Дверь тихо щелкнула. Замок провернулся с сухим, окончательным звуком.
Я остался один.
Я долго стоял в коридоре, глядя на закрытую дверь. Мне казалось, что если я сейчас ее открою, то увижу Лену на площадке. Что она не ушла, что это просто дурной сон. Но я не двинулся с места. Я знал, что за дверью пустота.
Я вернулся на кухню. Недоеденный ужин на столе. Две тарелки. Две жизни, которые только что разошлись в разные стороны. Я взял ее тарелку и машинально вывалил ее содержимое в мусорное ведро. Потом свою. Сел за стол и закурил.
Дом стал другим. Он больше не был моим домом. Он превратился в холодную, гулкую коробку, наполненную тишиной и запахом табачного дыма. Стены, казалось, раздвинулись, потолок поднялся. Каждая вещь кричала об ее отсутствии. Книга, оставленная на подоконнике. Ее чашка на полке. Вязаная салфетка на телевизоре. Это были улики. Улики моей неудавшейся жизни.
Я просидел так, наверное, час. Или два. Курил одну папиросу за другой, пока в комнате не стало сизо от дыма. Потом встал, прошел в комнату и достал из-под вороха бумаг на своем столе то, что принес из архива. Газетную вырезку. Схему связей, начерченную на листке из блокнота. Столбцы цифр из записной книжки Захарова.
Я разложил все это на столе. Лица на старой фотографии смотрели на меня из далекого прошлого. Белозеров. Захаров. Краснов. Они были объединены своей тайной, своим преступлением. Они были командой. А я был один. Теперь – окончательно один.

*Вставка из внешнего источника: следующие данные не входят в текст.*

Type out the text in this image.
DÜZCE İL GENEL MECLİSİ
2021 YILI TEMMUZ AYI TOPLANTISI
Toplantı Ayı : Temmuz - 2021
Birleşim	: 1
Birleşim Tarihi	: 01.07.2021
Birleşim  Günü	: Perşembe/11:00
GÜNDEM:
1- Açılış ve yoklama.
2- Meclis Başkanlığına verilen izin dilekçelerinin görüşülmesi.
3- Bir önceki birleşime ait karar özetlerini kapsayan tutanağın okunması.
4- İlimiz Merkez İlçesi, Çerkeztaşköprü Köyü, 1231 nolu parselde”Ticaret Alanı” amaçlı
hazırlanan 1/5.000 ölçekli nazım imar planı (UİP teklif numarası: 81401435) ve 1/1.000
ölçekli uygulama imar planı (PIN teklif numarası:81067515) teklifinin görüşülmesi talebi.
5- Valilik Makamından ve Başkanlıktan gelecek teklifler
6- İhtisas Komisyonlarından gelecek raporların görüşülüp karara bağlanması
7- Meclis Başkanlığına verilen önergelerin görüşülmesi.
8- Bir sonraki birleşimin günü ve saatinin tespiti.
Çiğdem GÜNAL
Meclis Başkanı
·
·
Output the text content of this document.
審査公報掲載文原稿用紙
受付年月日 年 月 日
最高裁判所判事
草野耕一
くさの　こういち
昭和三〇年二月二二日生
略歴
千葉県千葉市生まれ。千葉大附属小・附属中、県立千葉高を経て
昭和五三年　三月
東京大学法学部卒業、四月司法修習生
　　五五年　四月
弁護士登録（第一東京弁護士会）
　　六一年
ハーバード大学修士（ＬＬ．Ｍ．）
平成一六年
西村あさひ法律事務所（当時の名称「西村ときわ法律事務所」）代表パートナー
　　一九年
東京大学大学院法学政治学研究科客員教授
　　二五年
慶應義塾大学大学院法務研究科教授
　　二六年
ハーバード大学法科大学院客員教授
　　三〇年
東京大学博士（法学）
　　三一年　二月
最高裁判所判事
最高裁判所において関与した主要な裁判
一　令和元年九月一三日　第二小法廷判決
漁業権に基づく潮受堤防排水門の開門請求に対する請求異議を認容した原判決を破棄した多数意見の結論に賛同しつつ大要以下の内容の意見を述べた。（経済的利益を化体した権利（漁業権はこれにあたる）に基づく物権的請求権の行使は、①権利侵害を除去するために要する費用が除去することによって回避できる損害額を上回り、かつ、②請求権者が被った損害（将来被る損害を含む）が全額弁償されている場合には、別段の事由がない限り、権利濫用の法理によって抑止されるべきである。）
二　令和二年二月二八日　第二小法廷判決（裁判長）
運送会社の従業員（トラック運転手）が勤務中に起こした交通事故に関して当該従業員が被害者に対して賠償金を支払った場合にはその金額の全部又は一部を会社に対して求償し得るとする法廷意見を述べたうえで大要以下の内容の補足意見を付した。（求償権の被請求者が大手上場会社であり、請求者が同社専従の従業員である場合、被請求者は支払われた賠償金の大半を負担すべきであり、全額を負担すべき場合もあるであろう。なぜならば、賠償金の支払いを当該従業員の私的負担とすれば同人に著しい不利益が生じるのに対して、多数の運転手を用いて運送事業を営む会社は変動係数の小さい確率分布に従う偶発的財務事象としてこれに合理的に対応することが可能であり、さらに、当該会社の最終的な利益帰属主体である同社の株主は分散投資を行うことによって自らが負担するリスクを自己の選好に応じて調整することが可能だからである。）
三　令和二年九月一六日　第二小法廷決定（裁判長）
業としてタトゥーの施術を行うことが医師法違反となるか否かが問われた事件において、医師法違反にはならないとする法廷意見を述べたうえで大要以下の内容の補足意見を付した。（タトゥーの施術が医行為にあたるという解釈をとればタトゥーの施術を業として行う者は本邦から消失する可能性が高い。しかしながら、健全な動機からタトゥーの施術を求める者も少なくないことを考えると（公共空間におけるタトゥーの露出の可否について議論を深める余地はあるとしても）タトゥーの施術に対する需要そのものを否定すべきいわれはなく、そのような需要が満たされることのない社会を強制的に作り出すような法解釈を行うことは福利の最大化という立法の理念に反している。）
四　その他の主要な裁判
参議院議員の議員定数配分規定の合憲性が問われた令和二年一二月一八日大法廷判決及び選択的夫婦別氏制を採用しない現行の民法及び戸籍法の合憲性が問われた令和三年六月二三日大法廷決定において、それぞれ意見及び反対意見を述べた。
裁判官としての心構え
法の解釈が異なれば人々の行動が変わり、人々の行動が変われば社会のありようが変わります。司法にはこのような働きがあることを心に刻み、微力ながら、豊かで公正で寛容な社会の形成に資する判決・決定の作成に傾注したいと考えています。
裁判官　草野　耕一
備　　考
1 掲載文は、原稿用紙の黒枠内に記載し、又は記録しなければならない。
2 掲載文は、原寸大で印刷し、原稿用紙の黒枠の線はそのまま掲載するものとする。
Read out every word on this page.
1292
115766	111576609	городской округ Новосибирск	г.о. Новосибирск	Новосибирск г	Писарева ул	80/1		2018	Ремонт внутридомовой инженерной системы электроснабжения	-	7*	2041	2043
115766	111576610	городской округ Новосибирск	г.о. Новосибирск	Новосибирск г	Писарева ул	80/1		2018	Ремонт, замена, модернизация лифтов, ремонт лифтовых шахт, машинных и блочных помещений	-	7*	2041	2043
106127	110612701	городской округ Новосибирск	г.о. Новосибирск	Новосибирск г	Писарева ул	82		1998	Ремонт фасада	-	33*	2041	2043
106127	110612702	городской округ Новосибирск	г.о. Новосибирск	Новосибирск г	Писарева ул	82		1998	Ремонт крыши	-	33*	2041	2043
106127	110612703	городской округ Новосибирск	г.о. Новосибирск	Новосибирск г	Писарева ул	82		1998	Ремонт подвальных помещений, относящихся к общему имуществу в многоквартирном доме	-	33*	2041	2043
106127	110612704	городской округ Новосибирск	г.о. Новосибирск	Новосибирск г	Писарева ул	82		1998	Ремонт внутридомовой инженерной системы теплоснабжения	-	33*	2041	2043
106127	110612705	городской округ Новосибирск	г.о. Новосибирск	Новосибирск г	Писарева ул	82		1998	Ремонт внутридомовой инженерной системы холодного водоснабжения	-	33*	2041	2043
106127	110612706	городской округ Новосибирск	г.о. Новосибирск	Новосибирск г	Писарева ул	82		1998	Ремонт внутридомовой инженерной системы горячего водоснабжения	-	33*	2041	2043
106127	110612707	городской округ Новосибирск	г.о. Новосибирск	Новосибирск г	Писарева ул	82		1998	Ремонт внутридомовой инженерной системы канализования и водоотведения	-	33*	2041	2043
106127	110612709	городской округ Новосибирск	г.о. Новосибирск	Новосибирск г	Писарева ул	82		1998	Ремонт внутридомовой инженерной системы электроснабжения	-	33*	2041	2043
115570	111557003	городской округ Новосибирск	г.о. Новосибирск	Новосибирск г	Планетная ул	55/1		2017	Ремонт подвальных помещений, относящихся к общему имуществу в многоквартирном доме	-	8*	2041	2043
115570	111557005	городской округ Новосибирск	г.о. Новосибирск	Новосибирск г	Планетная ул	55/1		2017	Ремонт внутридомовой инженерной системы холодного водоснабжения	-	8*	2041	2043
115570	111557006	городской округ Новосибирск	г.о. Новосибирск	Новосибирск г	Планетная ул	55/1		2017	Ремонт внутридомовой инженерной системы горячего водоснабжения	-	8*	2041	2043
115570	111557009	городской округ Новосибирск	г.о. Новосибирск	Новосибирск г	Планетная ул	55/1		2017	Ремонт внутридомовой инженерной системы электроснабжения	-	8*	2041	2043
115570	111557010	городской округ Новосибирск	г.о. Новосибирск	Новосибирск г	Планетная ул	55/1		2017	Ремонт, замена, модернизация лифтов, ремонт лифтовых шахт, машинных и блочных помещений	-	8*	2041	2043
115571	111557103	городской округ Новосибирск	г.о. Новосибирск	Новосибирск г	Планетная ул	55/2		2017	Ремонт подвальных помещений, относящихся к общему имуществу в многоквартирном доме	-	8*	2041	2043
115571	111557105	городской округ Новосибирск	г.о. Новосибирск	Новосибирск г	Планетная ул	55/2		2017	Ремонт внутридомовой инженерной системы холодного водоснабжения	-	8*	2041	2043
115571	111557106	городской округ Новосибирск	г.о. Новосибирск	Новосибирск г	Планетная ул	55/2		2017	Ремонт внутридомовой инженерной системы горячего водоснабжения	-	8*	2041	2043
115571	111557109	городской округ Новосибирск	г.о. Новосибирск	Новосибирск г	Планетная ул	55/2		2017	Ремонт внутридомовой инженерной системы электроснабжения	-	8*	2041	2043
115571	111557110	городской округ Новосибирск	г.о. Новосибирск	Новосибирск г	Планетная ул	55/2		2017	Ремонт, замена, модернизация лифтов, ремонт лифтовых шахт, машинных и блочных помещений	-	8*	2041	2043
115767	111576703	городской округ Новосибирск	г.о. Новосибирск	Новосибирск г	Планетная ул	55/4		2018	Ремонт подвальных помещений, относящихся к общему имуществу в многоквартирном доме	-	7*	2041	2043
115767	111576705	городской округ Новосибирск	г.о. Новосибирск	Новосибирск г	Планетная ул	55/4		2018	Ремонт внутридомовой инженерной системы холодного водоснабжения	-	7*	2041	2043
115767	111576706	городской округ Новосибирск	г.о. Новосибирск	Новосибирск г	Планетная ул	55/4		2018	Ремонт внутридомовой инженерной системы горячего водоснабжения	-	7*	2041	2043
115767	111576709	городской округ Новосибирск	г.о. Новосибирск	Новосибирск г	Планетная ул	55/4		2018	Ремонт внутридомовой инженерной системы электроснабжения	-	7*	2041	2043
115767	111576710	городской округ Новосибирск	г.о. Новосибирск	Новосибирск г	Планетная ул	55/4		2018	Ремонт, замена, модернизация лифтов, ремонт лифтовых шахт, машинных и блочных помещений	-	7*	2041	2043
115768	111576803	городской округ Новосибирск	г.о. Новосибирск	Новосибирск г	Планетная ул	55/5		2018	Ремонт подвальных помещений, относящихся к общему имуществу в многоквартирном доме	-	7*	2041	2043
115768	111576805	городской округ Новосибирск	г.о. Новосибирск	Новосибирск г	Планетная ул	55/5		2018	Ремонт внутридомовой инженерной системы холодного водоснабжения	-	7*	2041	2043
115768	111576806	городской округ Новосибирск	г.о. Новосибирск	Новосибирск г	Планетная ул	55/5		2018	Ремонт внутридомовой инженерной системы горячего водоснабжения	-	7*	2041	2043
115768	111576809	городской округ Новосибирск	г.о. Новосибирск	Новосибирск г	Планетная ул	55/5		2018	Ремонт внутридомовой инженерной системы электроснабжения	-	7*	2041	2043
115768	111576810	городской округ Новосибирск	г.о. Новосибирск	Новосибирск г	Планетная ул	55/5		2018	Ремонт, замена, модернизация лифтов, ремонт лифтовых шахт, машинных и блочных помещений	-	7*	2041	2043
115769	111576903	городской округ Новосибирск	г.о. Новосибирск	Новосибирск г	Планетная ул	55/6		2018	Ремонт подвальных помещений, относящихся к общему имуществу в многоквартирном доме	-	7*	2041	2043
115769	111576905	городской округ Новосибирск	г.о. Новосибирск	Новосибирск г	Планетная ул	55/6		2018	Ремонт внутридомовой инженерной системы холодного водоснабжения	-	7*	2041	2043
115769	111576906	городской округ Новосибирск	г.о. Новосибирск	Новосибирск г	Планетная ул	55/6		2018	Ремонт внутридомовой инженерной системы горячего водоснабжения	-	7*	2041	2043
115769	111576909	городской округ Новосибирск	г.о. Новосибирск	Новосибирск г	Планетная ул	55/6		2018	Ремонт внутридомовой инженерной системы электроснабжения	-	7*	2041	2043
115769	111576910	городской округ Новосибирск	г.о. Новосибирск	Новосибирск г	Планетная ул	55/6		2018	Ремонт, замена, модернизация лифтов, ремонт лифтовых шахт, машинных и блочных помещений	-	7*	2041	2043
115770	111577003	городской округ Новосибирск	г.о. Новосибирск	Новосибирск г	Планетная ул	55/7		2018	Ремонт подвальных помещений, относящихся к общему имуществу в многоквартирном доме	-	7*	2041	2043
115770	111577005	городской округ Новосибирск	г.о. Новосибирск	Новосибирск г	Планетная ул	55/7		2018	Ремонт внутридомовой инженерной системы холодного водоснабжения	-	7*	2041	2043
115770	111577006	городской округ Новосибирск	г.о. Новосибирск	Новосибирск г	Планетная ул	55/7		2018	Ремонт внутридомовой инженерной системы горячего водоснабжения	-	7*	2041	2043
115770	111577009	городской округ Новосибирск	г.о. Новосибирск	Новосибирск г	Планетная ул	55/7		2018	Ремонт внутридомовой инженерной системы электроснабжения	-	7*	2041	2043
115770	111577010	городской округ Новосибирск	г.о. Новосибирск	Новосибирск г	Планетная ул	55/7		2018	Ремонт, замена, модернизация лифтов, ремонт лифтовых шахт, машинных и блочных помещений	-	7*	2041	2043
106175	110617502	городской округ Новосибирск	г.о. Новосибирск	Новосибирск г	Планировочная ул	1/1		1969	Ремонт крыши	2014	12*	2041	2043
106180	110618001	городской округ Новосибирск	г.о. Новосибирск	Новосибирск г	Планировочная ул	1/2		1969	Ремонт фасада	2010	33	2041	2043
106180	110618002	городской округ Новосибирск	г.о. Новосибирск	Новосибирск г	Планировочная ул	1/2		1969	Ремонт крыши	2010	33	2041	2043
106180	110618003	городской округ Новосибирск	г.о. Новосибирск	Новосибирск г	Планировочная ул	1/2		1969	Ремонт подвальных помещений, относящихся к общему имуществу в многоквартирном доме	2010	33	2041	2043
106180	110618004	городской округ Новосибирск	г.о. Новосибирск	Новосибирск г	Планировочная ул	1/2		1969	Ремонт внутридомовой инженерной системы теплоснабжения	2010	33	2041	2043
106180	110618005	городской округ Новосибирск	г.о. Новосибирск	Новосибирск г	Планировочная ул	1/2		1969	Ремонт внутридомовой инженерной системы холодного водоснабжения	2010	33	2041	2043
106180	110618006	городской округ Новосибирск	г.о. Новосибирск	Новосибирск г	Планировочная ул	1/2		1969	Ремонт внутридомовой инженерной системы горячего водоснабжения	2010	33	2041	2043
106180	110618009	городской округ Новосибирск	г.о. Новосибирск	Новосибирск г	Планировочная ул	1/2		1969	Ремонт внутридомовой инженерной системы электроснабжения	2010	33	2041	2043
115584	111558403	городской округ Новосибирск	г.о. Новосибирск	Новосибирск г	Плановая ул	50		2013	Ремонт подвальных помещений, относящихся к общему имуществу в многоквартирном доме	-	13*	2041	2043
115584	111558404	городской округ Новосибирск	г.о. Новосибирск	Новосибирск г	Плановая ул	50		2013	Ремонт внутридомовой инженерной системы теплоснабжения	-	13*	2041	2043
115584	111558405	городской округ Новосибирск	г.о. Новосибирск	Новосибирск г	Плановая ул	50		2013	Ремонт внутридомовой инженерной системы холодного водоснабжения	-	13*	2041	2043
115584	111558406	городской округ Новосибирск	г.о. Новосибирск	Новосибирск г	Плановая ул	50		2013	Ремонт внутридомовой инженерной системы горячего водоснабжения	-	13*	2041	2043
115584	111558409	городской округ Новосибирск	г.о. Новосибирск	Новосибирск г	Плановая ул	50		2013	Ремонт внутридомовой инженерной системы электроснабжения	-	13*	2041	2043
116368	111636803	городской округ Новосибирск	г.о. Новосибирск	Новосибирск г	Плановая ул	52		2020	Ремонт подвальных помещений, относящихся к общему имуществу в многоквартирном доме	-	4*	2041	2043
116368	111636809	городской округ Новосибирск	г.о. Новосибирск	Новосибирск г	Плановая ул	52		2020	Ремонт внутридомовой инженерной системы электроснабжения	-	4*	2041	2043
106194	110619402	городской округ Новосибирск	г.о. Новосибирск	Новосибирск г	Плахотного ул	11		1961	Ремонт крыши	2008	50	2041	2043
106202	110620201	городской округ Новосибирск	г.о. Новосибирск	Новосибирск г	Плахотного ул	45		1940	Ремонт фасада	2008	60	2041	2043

Лена была права. Это было самоубийство. Но она не понимала одного. Иногда самоубийство – это единственный способ остаться в живых. Единственный способ доказать самому себе, что ты еще не превратился в такого же призрака, как те, за кем охотишься.
Я смотрел на схему, и гнев, холодный и чистый, как спирт, начал вытеснять боль и отчаяние. Они отняли у меня все. Мое спокойствие, мою веру в закон, мою семью. Они превратили мой дом в холодный склеп. Что ж. Теперь мне нечего было терять. Абсолютно нечего. У меня осталась только эта война. И я собирался довести ее до конца. Или умереть. Разница была уже не так велика.